The revolution in health - the one coming 'really soon' - is meant to come to us via the imposing sounding Health Information Technology, also known as HIT. The simple idea mirrors that of the Web, greater access and ease of use. Beyond the basic, Apple et al. are developing wearable technology to aid consumers in personal health; the Affordable Care Act (ACA) literally pays doctors to move from paper medical records to electronic medical records; and HIT already allows more doctors in more places to see, test, image and even operate on patients anywhere. So is this the dawning of better health, lower cost and Aquarius? Not exactly.

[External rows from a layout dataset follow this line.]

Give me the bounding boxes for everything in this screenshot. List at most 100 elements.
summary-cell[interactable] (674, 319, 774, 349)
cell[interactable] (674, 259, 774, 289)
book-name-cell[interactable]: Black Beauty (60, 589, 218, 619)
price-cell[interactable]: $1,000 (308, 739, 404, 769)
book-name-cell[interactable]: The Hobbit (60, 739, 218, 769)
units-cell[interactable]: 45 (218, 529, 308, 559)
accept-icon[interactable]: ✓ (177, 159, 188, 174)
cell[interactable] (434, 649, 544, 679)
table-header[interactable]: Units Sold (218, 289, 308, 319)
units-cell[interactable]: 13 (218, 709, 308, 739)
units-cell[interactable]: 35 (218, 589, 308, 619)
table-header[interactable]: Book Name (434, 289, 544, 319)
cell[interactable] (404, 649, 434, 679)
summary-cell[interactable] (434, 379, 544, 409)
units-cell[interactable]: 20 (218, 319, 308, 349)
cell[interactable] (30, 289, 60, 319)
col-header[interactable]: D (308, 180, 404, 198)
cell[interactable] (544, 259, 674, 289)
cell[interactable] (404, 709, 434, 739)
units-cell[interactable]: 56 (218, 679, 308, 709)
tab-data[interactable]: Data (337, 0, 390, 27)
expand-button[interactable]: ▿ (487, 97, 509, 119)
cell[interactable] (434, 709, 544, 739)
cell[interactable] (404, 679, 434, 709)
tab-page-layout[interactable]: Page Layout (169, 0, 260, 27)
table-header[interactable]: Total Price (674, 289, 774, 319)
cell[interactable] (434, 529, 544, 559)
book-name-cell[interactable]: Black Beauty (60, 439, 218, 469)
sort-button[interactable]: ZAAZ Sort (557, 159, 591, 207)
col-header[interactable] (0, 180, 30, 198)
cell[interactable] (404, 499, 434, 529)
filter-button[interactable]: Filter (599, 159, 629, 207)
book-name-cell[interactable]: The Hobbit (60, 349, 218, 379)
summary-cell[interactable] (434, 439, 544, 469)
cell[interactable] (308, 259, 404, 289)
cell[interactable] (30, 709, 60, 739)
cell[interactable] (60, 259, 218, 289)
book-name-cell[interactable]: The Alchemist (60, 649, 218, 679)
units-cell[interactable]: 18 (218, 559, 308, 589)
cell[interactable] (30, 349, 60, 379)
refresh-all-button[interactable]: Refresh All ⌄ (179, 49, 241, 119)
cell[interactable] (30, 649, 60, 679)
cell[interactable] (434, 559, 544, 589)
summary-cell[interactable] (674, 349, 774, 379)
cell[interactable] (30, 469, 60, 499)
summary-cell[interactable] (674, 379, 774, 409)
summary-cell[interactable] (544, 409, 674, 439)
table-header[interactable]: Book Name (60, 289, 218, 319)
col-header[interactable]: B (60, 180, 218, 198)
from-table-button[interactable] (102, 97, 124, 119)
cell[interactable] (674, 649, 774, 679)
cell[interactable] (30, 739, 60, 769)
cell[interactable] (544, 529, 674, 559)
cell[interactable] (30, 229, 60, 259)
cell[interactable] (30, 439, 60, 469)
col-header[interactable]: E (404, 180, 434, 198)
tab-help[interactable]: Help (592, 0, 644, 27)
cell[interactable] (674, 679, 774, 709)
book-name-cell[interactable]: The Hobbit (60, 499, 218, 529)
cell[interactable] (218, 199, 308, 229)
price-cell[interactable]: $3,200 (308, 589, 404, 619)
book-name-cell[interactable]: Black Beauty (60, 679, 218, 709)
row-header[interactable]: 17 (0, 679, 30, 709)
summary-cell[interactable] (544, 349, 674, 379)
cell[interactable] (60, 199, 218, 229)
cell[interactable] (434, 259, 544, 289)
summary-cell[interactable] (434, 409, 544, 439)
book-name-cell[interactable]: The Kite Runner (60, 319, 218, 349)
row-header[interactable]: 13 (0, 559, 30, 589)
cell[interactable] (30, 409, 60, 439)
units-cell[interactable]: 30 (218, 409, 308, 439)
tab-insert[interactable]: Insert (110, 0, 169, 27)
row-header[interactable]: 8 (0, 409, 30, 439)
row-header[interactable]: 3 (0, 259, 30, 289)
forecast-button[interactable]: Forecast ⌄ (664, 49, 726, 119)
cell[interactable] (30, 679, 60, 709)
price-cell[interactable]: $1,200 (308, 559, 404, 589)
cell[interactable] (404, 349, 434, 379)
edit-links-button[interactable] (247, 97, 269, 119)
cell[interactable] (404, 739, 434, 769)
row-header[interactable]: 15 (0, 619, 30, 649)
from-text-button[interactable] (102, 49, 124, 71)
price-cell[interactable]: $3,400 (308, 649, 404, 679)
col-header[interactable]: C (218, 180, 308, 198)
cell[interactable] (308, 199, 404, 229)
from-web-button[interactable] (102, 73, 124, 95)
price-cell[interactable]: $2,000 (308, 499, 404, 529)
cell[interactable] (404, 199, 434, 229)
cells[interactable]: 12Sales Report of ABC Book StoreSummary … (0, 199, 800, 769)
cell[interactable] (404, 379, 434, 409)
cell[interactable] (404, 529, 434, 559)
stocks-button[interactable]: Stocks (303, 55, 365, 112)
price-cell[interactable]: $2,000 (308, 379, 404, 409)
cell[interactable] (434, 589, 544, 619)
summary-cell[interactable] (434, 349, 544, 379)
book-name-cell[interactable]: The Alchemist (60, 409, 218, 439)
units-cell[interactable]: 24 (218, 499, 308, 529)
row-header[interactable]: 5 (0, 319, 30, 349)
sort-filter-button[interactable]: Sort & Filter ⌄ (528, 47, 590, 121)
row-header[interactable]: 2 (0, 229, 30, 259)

All of this may portend better health and lower cost, but the road to the future is already strewn with rather spectacular messes. One well-known example comes to us courtesy of Jon Stewart; he hectored Congress until that body eventually acted on a small 'hiccup' - transferring Electronic Health Records (EHR) from the Department of Defense (DoD) to Veterans Administration (VA).
According to NPR (March 31, 2010) approximately 2.3 million Americans serve in the armed forces, less than 1% of the overall US population. And on any given day, hundreds of active military personnel - covered by the DoD - transition to veteran status - covered by the VA. Many of these former soldiers require seamless continuity of care to manage combat-related mental and medical health conditions. That relies on moving a new veteran's records quickly - dare I say near instantly - from the DoD to the VA. That sounds easy enough, but it's not.
In 2014, the Inspector General determined that it takes 45 days, on average, for a DoD health record to become a VA record. That means a 45-day interruption in care, which would be bad enough. Unfortunately, 77% of all cases took longer than 45 days and 28% were incomplete. In other words, two federal departments large enough to merit cabinet secretaries dealing with less than 1% of the population have thus far failed to make HIT work. Keep in mind that soldiers and veterans are the product of a single-payer (federal government) system, which is far simpler than the multi-payer landscape the rest of us inhabit.
This is both a tragedy and a powerful object lesson. Healthcare IT holds great promise, from electronic records to the burgeoning field of teletherapy, in which behavioral care is delivered by licensed professionals to individuals the comfort of their own homes. But technology isn't magic and new approaches are only meaningful when the full continuum of care actually works. HIT will transform health care, but only after we do the hard work to turn today's potential into tomorrow's reality.